We come to the little clearing, and Hyeri pulls out the blanket. I'm impressed that Wendy found this place a second time. I'm not sure I could do the same. The girls unpack the herbs.

"This bears all the markings of witchcraft," Joohyuk says, releasing my hand. I almost respond before I catch myself.

Seulgi lights the candles, and I scan the trees for a noose. I wish I could delete that dream from my memory. In the candlelight, Hyeri looks as nervous as I feel, Seulgi seems only slightly on edge, and Wendy doesn't seem bothered at all. I don't get that girl.

Seulgi starts the words of the . . . chant? Expectation hangs heavily like a cloud before a downpour.

"I call upon the power of fire," I say clearly when it's my turn. Joohyuk raises an eyebrow.

"That it may light my way and impassion my spirit. Only through purification may I see clearly," they all continue.

We light the bundles of herbs and drop them into the wooden bowl.

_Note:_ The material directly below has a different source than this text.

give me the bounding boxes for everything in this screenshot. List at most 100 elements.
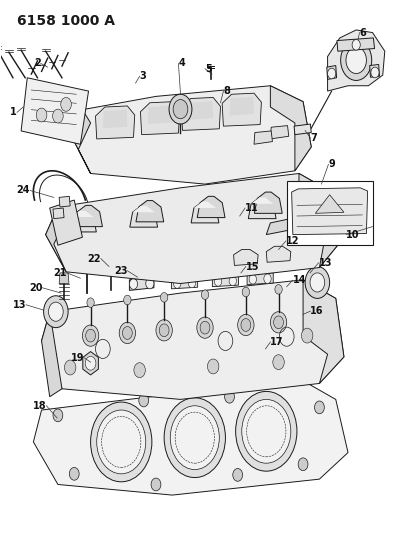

"I mean what I say, and I say what I intend. Know my desire and give me clarity," they say slowly, so that I can follow along. The strong scent of the burning herbs fills the air between us.

We join hands, and my muscles tense. For a moment, there's nothing. Then, as before, their faces flicker—slowly and faintly at first, then building to a rapid blur. There's a strange, ethereal layer to each of the girls, as though other people share the same physical space with them. The flickering faces are the same older women as before, and there's something desperately sad about them.

The older woman now occupying Hyeri's face looks around her and settles her gaze on me. She says, "These trees were locust once. This growth is new."

"The water used to come right up to this hill,'" says the old woman sharing Seulgi's body, also turning toward me. "It was called Bang's Pond. It is how Nam Baekhyun came to retrieve his dead mother."

"From the crevasse where they threw our bodies," says the older Wendy with a toughness that reminds me of her young counterpart. My eyes follow her pointing finger to barely visible rocks that steeply drop off.

My skin goes cold, and sweat forms on my palms. What is this?

"July nineteenth, sixteen ninety-two. I was in the first group to hang," continues the old Seulgi.

I'm not seeing this. Am I? These women . . . I don't know how to process this. My heart punches me inwardly. I try to stand, to end the vision or whatever it is, but my body won't move. I can't even lift a finger.